A segunda parte do livro de Mattingly é dedicada ao “Poder”. No terceiro capítulo, nomeado “Mudança de regime, resistência e reconstrução: Imperialismo antigo e moderno”, o autor discorre a respeito da atuação romana frente aos seus reinos clientes. Mais uma vez procura-se associar o Imperialismo antigo e o moderno. Apesar das diferenças entre eles, Mattingly defende a ideia de que todos os impérios têm uma base comum na dominação de terras, mares e povos, cujo elemento principal é o “poder”. No final da República e início do Principado foi comum a existência de governantes clientes. Tratava-se de reis locais, que mantinham o seu poder graças ao apoio romano. Estes reinos amigos eram uma forma econômica de se conseguir recursos e extrair tributos. Entre o final do século I a.C. e início do seguinte muitos reinos clientes foram anexados por Roma. O momento de anexação coincidia com a morte do rei e a não aceitação de seu sucessor. Um exemplo famoso é o de Cleópatra Selene, filha de Cleópatra VII e Marco Antônio, casada com o rei Juba II e colocada junto com ele no trono da Mauritânia, reino que originalmente não era de seus pais. Era comum que os governantes romanos apresentassem uma imagem negativa dos reis clientes que foram por eles depostos. No caso da Britânia, Mattingly ressalta que os historiadores colocaram a culpa pela invasão romana nos governantes dos reinos clientes, sendo que os romanos tiveram a intenção de dominar a região e, por isso, incentivavam atritos entre os habitantes locais.

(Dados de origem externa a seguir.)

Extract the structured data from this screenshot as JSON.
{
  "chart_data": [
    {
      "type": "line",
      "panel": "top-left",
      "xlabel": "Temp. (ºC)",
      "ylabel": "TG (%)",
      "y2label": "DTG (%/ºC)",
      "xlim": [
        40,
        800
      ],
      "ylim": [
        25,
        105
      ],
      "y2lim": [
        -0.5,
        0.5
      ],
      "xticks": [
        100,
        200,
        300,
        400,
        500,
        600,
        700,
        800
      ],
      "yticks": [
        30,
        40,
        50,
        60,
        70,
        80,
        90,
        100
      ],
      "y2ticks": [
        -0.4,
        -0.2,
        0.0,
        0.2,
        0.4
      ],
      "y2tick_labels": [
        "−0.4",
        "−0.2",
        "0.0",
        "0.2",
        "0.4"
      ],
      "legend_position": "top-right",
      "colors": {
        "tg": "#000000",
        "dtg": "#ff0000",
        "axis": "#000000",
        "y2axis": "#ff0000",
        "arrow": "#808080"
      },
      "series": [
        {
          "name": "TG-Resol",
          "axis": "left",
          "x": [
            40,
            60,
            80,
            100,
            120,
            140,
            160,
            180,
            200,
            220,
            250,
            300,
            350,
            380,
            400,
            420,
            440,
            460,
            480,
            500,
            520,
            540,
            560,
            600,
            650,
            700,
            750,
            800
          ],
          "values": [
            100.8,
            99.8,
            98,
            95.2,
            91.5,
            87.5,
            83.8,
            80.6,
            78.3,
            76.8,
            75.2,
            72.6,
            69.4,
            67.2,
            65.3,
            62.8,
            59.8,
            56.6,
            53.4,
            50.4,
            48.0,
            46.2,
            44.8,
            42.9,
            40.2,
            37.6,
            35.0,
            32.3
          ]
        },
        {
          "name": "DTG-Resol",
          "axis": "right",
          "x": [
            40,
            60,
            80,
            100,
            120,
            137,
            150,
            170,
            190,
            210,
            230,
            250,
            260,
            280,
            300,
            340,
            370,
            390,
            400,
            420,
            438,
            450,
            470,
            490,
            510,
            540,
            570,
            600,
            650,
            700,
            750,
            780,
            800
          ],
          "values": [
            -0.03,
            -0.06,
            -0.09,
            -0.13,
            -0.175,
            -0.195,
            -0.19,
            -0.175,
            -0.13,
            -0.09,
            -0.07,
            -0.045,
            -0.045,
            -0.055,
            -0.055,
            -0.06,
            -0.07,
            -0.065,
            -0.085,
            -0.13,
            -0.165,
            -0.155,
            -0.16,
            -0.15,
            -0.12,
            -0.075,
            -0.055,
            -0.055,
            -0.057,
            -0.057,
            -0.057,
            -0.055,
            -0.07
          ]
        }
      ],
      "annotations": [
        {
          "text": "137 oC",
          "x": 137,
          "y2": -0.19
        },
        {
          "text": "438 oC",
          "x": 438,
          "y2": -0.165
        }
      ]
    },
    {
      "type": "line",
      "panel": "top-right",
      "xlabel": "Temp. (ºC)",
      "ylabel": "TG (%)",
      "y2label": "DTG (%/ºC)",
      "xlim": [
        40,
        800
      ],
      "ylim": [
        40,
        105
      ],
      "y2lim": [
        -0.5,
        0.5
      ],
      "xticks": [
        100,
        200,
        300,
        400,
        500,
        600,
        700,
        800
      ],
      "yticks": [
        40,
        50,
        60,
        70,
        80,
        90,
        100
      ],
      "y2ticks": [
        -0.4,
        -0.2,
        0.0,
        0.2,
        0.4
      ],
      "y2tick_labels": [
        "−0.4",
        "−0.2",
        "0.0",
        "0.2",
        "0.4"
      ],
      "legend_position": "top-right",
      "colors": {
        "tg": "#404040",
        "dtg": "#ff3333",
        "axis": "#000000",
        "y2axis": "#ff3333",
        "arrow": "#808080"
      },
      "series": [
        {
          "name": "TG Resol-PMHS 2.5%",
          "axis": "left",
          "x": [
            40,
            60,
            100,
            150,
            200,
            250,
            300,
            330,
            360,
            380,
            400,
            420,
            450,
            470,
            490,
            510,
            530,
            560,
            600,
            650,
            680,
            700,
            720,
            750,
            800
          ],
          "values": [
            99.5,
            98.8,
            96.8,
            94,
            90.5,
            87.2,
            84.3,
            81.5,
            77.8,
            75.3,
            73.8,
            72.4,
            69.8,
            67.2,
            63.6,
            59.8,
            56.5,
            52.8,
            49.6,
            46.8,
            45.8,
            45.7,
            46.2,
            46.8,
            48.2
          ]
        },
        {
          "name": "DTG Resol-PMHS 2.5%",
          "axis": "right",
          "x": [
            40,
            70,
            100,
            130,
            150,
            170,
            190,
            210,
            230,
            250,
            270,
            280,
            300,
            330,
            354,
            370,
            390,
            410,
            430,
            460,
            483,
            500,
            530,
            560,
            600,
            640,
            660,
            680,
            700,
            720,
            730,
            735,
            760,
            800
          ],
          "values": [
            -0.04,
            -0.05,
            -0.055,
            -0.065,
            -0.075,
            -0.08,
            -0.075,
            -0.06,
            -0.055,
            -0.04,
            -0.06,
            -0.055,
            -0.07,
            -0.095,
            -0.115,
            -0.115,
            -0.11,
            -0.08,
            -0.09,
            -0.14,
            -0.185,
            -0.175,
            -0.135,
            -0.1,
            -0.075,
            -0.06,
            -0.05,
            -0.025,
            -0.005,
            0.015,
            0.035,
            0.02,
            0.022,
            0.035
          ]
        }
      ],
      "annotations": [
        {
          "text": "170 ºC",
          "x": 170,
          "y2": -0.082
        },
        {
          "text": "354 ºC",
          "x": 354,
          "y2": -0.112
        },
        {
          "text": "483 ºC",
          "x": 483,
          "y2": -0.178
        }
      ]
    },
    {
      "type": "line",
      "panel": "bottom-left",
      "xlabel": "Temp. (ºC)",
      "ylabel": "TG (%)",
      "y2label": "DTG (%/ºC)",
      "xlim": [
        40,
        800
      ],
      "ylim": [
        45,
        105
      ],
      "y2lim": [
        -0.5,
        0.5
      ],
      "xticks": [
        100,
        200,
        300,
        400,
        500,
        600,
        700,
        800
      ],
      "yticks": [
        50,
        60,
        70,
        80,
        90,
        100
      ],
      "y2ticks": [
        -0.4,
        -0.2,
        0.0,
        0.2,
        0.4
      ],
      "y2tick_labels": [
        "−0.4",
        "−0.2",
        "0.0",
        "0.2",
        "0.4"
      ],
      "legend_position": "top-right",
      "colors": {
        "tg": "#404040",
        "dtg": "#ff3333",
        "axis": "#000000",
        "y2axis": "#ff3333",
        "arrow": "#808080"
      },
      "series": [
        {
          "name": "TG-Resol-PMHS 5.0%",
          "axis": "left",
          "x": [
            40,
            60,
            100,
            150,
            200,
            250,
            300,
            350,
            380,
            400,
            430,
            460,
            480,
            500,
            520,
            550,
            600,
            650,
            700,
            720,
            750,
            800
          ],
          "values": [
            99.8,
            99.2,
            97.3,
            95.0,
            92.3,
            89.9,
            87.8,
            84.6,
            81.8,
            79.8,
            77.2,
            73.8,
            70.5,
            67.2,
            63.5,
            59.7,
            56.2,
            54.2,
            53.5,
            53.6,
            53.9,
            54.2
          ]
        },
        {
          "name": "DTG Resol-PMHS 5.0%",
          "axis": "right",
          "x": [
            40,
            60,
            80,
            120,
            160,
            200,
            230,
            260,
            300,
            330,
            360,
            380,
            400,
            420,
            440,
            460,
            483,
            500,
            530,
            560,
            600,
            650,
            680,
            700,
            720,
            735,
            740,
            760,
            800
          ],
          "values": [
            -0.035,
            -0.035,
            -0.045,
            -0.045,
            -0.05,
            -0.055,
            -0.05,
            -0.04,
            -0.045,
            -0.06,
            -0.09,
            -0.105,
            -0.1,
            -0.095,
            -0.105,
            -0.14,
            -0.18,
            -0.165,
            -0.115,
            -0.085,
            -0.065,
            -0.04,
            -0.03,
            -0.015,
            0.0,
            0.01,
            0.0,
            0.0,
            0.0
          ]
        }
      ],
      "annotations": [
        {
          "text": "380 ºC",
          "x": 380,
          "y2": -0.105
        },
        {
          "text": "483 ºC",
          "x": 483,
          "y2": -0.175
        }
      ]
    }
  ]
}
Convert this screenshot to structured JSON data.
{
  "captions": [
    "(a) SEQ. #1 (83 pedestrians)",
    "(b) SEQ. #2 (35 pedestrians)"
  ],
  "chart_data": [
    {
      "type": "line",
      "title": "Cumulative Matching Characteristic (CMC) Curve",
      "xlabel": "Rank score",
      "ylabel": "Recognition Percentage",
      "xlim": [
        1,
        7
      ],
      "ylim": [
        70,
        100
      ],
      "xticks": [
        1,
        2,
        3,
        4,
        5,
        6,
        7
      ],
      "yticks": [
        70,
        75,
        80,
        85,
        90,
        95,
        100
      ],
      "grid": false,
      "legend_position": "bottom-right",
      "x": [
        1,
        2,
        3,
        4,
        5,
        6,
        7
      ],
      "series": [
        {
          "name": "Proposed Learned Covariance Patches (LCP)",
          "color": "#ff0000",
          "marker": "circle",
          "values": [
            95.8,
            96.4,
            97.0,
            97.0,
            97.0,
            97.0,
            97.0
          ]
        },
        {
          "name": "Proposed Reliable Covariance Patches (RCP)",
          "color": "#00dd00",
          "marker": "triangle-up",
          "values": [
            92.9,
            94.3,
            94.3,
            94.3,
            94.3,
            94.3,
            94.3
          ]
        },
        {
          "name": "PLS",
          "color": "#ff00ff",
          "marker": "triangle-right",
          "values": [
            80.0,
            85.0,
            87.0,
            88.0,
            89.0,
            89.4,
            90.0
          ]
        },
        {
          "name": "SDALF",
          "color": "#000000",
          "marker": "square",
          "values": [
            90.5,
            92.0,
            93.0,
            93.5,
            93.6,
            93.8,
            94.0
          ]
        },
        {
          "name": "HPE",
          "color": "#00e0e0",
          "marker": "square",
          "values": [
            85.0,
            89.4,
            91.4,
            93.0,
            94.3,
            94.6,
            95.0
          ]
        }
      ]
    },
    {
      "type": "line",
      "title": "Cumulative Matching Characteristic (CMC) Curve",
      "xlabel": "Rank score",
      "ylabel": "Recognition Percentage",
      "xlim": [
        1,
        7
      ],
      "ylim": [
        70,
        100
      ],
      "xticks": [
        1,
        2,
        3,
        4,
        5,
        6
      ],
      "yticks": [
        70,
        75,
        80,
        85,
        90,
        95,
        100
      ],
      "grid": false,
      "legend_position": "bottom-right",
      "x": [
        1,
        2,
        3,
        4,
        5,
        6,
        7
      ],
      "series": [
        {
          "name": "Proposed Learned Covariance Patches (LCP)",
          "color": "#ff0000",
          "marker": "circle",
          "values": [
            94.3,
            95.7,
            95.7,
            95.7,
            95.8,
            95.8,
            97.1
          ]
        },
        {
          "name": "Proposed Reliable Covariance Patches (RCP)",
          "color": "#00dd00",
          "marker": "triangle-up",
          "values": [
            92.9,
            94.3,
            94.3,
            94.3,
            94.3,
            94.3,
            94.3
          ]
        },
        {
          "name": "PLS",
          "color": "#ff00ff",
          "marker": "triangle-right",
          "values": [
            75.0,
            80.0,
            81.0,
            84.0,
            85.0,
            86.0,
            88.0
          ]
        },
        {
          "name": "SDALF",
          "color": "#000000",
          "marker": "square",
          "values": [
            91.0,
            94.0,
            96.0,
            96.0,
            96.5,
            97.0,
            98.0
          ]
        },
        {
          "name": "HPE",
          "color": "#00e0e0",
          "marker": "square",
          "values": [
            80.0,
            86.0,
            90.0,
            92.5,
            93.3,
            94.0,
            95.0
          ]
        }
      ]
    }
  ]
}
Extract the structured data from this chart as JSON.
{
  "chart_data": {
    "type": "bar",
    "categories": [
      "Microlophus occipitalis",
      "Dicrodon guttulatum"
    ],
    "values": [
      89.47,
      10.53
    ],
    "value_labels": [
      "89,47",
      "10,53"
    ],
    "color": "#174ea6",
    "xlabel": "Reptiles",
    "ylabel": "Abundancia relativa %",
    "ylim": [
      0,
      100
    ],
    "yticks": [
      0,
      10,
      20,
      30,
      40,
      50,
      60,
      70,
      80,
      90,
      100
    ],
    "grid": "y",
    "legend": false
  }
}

No capítulo seguinte, “Poder, sexo e Império” a temática principal gira em torno da relação entre corpo e poder. Para tanto, Mattingly se apropria dos estudos pós-coloniais e compara aspectos do sexo no mundo romano com as atitudes observadas nas sociedades coloniais modernas. Um assunto específico chamou a atenção do autor – a questão do poder sexual e seus efeitos na formação das atitudes sexuais romanas. Mattingly está preocupado em verificar a influência negativa do poder na sociedade romana, que causou alterações na conduta dos romanos à medida que o Império se expandiu e conquistou vastos territórios. É comum os estudiosos considerarem que as relações culturais entre Roma e suas províncias eram, em certo sentido, igualitárias. No entanto, embora Roma não fosse racista e exclusivista como as metrópoles modernas, o impacto da conquista romana sobre os povos conquistados não pode ser negligenciado. O Imperialismo Romano estava baseado em poder assimétrico, coerção, exploração e violência. Enquanto as antigas abordagens a respeito do Imperialismo Romano tendiam a considerar que os povos dominados não possuíam nenhum papel ativo no seu destino, Mattingly enfatiza que todos os atos de colaboração, participação seletiva e resistência tomava lugar na estrutura dinâmica das relações de poder.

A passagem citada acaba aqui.